42 f) Nichts Anderes ergibt sich im Hinblick darauf, dass die Belastungen durch die Füllmengenanforderungen im nationalen Recht wurzeln, aus dem nationalen Verfassungsrecht, insbesondere aus Art. 12 Abs. 1 und Art. 3 Abs. 1 GG.

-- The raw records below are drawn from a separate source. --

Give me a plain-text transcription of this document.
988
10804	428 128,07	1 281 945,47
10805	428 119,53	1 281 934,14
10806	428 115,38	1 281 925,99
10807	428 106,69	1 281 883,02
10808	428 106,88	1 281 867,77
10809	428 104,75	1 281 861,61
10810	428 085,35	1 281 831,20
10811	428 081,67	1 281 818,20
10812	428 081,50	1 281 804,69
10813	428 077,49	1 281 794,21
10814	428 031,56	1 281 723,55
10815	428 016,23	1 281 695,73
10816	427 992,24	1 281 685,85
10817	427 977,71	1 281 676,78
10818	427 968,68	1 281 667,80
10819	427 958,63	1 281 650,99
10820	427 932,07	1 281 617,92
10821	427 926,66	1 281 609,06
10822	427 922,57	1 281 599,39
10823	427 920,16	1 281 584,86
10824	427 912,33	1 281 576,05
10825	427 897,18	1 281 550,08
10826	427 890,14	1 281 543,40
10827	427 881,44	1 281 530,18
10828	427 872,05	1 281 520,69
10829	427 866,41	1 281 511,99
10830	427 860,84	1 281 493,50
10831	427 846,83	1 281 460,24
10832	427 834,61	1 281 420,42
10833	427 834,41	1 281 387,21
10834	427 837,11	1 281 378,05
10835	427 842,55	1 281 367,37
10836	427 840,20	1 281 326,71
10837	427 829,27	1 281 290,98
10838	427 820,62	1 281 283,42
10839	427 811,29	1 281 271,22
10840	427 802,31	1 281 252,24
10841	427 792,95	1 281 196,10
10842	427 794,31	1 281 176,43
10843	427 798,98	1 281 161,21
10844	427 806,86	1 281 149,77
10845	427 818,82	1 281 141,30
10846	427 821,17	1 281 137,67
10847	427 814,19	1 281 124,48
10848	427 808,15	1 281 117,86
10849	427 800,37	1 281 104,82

43 3. Angesichts des klaren Befundes zum Verständnis der Tatbestandsmerkmale des Anhangs IX Nr. 4 LMIV und zur Vereinbarkeit dieser Bestimmung mit den Grundrechten der Grundrechte-Charta besteht für den Senat kein Anlass, Fragen zu ihrer Auslegung dem Gerichtshof der Europäischen Union zur Vorabentscheidung nach Art. 267 Abs. 3 AEUV vorzulegen. Eine Vorlagepflicht eines letztinstanzlich entscheidenden Gerichts besteht nur, wenn sich in dem Verfahren entscheidungserheblich eine Frage des Unionsrechts stellt, die sich nicht bereits aus der Rechtsprechung des Gerichtshofs beantwortet oder deren Beantwortung nicht so offenkundig ist, dass für vernünftige Zweifel keinerlei Raum bleibt. Dabei darf das Gericht nur dann davon ausgehen, dass ein solcher Fall vorliegt, wenn es überzeugt ist, dass auch für die Gerichte der übrigen Mitgliedstaaten und den Gerichtshof die gleiche Gewissheit bestünde (vgl. EuGH, Urteil vom 6. Oktober 2021 - C-561/19 [ECLI:EU:C:2021:799] - Rn. 39 ff, 51). Angesichts des klaren Wortlauts und der Entstehungsgeschichte der Vorschrift bleibt zur Überzeugung des Senats für vernünftige Zweifel an dem Inhalt der Bestimmung in Anhang IX Nr. 4 LMIV, soweit sie entscheidungserheblich ist, kein Raum.
44 Die Kostenentscheidung beruht auf § 154 Abs. 2 VwGO.